Tapestry Charter eyeing a city school building for expansion

Feb 11, 2016

Leaders at the Tapestry Charter School in Buffalo want to purchase a former city school building for expansion.  An informational session was held Wednesday evening where the proposal was presented to parents and the board of trustees.  But as WBFO's Focus on Education Reporter Eileen Buckley learned, some parents are in opposition.

Inside Tapestry Charter School on Great Arrow in Buffalo a couple of years ago where students were showing off computers.
Credit WBFO file photo by Eileen Buckley

Tapestry's Compass Leadership Team announced plans to expand its footprint. It wants to buy a former a school building on Olympic Avenue, not far from  the Kensington Expressway, to house students in Kindergarten through 5th grade. That's a little more than four-miles from the current location on Great Arrow in north Buffalo were about 840-students in K-through 12 attend. Some parents have complained to State Assemblyman Sean Ryan of Buffalo.

"The environment we're in in Buffalo, where you can have these choices in schools, that they chose Tapestry for many reasons, including its location, but also because of the really nice facilities and amenities that are available at that school," explained Ryan.

One parent, who did not want to be identified, tells WBFO News  she was "stunned" to find out just last week that some students would be uprooted for the fall of this year.  

WBFO News spoke with Tapestry Executive Director Joy Pepper. She did not want to offer any recorded comments, preferring to wait until the board votes February 24th. Parents have been told the school cannot afford to build at the current site, even though it owns seven acres of land off Great Arrow.

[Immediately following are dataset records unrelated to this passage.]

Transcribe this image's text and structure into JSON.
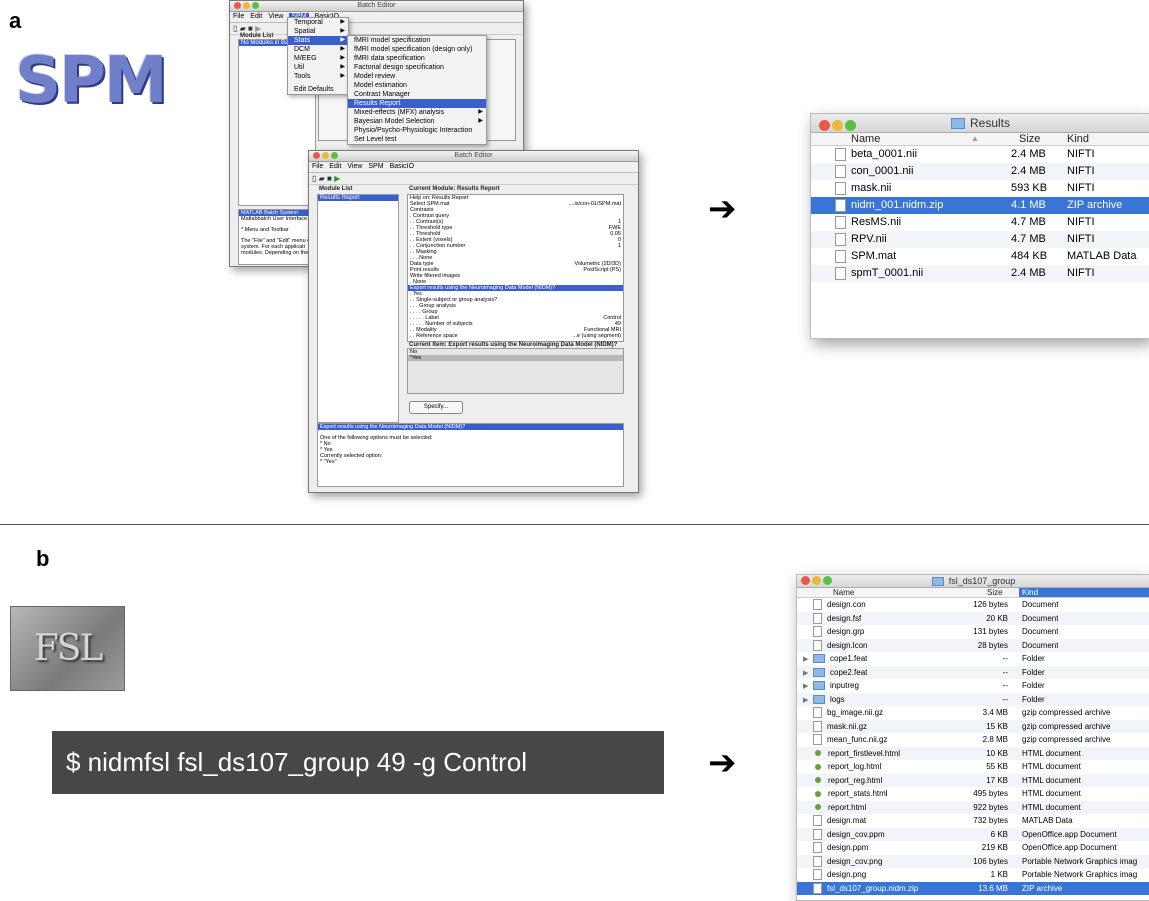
{
  "panel_a": {
    "letter": "a",
    "spm_logo": "SPM",
    "back_window": {
      "title": "Batch Editor",
      "menus": [
        "File",
        "Edit",
        "View",
        "SPM",
        "BasicIO"
      ],
      "module_list_label": "Module List",
      "module_list_item": "No Modules in Batch",
      "spm_menu": [
        {
          "label": "Temporal",
          "submenu": true
        },
        {
          "label": "Spatial",
          "submenu": true
        },
        {
          "label": "Stats",
          "submenu": true
        },
        {
          "label": "DCM",
          "submenu": true
        },
        {
          "label": "M/EEG",
          "submenu": true
        },
        {
          "label": "Util",
          "submenu": true
        },
        {
          "label": "Tools",
          "submenu": true
        },
        {
          "label": "Edit Defaults",
          "submenu": false
        }
      ],
      "stats_menu": [
        {
          "label": "fMRI model specification",
          "submenu": false
        },
        {
          "label": "fMRI model specification (design only)",
          "submenu": false
        },
        {
          "label": "fMRI data specification",
          "submenu": false
        },
        {
          "label": "Factorial design specification",
          "submenu": false
        },
        {
          "label": "Model review",
          "submenu": false
        },
        {
          "label": "Model estimation",
          "submenu": false
        },
        {
          "label": "Contrast Manager",
          "submenu": false
        },
        {
          "label": "Results Report",
          "submenu": false,
          "selected": true
        },
        {
          "label": "Mixed-effects (MFX) analysis",
          "submenu": true
        },
        {
          "label": "Bayesian Model Selection",
          "submenu": true
        },
        {
          "label": "Physio/Psycho-Physiologic Interaction",
          "submenu": false
        },
        {
          "label": "Set Level test",
          "submenu": false
        }
      ],
      "help_lines": [
        "MATLAB Batch System",
        "Matlabbatch User Interface",
        "",
        "* Menu and Toolbar",
        "",
        "The \"File\" and \"Edit\" menu o",
        "system. For each applicati",
        "modules. Depending on the"
      ]
    },
    "front_window": {
      "title": "Batch Editor",
      "menus": [
        "File",
        "Edit",
        "View",
        "SPM",
        "BasicIO"
      ],
      "module_list_label": "Module List",
      "module_list_item": "Results Report",
      "current_module_label": "Current Module: Results Report",
      "entries": [
        {
          "k": "Help on: Results Report",
          "v": ""
        },
        {
          "k": "Select SPM.mat",
          "v": "...is/con-01/SPM.mat"
        },
        {
          "k": "Contrasts",
          "v": ""
        },
        {
          "k": ". Contrast query",
          "v": ""
        },
        {
          "k": ". . Contrast(s)",
          "v": "1"
        },
        {
          "k": ". . Threshold type",
          "v": "FWE"
        },
        {
          "k": ". . Threshold",
          "v": "0.05"
        },
        {
          "k": ". . Extent (voxels)",
          "v": "0"
        },
        {
          "k": ". . Conjunction number",
          "v": "1"
        },
        {
          "k": ". . Masking",
          "v": ""
        },
        {
          "k": ". . . None",
          "v": ""
        },
        {
          "k": "Data type",
          "v": "Volumetric (2D/3D)"
        },
        {
          "k": "Print results",
          "v": "PostScript (PS)"
        },
        {
          "k": "Write filtered images",
          "v": ""
        },
        {
          "k": ". None",
          "v": ""
        },
        {
          "k": "Export results using the Neuroimaging Data Model (NIDM)?",
          "v": "",
          "hl": true
        },
        {
          "k": ". Yes",
          "v": ""
        },
        {
          "k": ". . Single-subject or group analysis?",
          "v": ""
        },
        {
          "k": ". . . Group analysis",
          "v": ""
        },
        {
          "k": ". . . . Group",
          "v": ""
        },
        {
          "k": ". . . . . Label",
          "v": "Control"
        },
        {
          "k": ". . . . . Number of subjects",
          "v": "49"
        },
        {
          "k": ". . Modality",
          "v": "Functional MRI"
        },
        {
          "k": ". . Reference space",
          "v": "...e (using segment)"
        }
      ],
      "current_item_label": "Current Item: Export results using the Neuroimaging Data Model (NIDM)?",
      "item_options": [
        "No",
        "*Yes"
      ],
      "specify_button": "Specify...",
      "help_title": "Export results using the Neuroimaging Data Model (NIDM)?",
      "help_lines": [
        "",
        "One of the following options must be selected:",
        "* No",
        "* Yes",
        "Currently selected option:",
        "* \"Yes\""
      ]
    },
    "finder": {
      "title": "Results",
      "columns": {
        "name": "Name",
        "size": "Size",
        "kind": "Kind"
      },
      "rows": [
        {
          "name": "beta_0001.nii",
          "size": "2.4 MB",
          "kind": "NIFTI"
        },
        {
          "name": "con_0001.nii",
          "size": "2.4 MB",
          "kind": "NIFTI"
        },
        {
          "name": "mask.nii",
          "size": "593 KB",
          "kind": "NIFTI"
        },
        {
          "name": "nidm_001.nidm.zip",
          "size": "4.1 MB",
          "kind": "ZIP archive",
          "selected": true
        },
        {
          "name": "ResMS.nii",
          "size": "4.7 MB",
          "kind": "NIFTI"
        },
        {
          "name": "RPV.nii",
          "size": "4.7 MB",
          "kind": "NIFTI"
        },
        {
          "name": "SPM.mat",
          "size": "484 KB",
          "kind": "MATLAB Data"
        },
        {
          "name": "spmT_0001.nii",
          "size": "2.4 MB",
          "kind": "NIFTI"
        }
      ]
    }
  },
  "panel_b": {
    "letter": "b",
    "fsl_logo": "FSL",
    "command": "$ nidmfsl fsl_ds107_group 49 -g Control",
    "finder": {
      "title": "fsl_ds107_group",
      "columns": {
        "name": "Name",
        "size": "Size",
        "kind": "Kind"
      },
      "rows": [
        {
          "name": "design.con",
          "size": "126 bytes",
          "kind": "Document",
          "type": "file"
        },
        {
          "name": "design.fsf",
          "size": "20 KB",
          "kind": "Document",
          "type": "file"
        },
        {
          "name": "design.grp",
          "size": "131 bytes",
          "kind": "Document",
          "type": "file"
        },
        {
          "name": "design.lcon",
          "size": "28 bytes",
          "kind": "Document",
          "type": "file"
        },
        {
          "name": "cope1.feat",
          "size": "--",
          "kind": "Folder",
          "type": "folder"
        },
        {
          "name": "cope2.feat",
          "size": "--",
          "kind": "Folder",
          "type": "folder"
        },
        {
          "name": "inputreg",
          "size": "--",
          "kind": "Folder",
          "type": "folder"
        },
        {
          "name": "logs",
          "size": "--",
          "kind": "Folder",
          "type": "folder"
        },
        {
          "name": "bg_image.nii.gz",
          "size": "3.4 MB",
          "kind": "gzip compressed archive",
          "type": "file"
        },
        {
          "name": "mask.nii.gz",
          "size": "15 KB",
          "kind": "gzip compressed archive",
          "type": "file"
        },
        {
          "name": "mean_func.nii.gz",
          "size": "2.8 MB",
          "kind": "gzip compressed archive",
          "type": "file"
        },
        {
          "name": "report_firstlevel.html",
          "size": "10 KB",
          "kind": "HTML document",
          "type": "html"
        },
        {
          "name": "report_log.html",
          "size": "55 KB",
          "kind": "HTML document",
          "type": "html"
        },
        {
          "name": "report_reg.html",
          "size": "17 KB",
          "kind": "HTML document",
          "type": "html"
        },
        {
          "name": "report_stats.html",
          "size": "495 bytes",
          "kind": "HTML document",
          "type": "html"
        },
        {
          "name": "report.html",
          "size": "922 bytes",
          "kind": "HTML document",
          "type": "html"
        },
        {
          "name": "design.mat",
          "size": "732 bytes",
          "kind": "MATLAB Data",
          "type": "file"
        },
        {
          "name": "design_cov.ppm",
          "size": "6 KB",
          "kind": "OpenOffice.app Document",
          "type": "file"
        },
        {
          "name": "design.ppm",
          "size": "219 KB",
          "kind": "OpenOffice.app Document",
          "type": "file"
        },
        {
          "name": "design_cov.png",
          "size": "106 bytes",
          "kind": "Portable Network Graphics imag",
          "type": "file"
        },
        {
          "name": "design.png",
          "size": "1 KB",
          "kind": "Portable Network Graphics imag",
          "type": "file"
        },
        {
          "name": "fsl_ds107_group.nidm.zip",
          "size": "13.6 MB",
          "kind": "ZIP archive",
          "type": "file",
          "selected": true
        }
      ]
    }
  },
  "colors": {
    "selection": "#3875d7",
    "matlab_highlight": "#3a5fcd",
    "command_bg": "#474747"
  }
}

Ryan responded to that concern. "I can't really comment on that. I know that looking at Tapestry's financial filings with the IRS they finish in the positive, over $300,000 every year, so I haven't heard of that," said Ryan.

Tapestry leaders say it’s cheaper to buy the more than $300,000 building and renovate it.  The Buffalo Common Council would need to 'authorize' the purchase of the city-owned building. 

"The parents are concerned that the reason they chose the school, could be eliminated, if in fact the school moves to a different location," noted Ryan.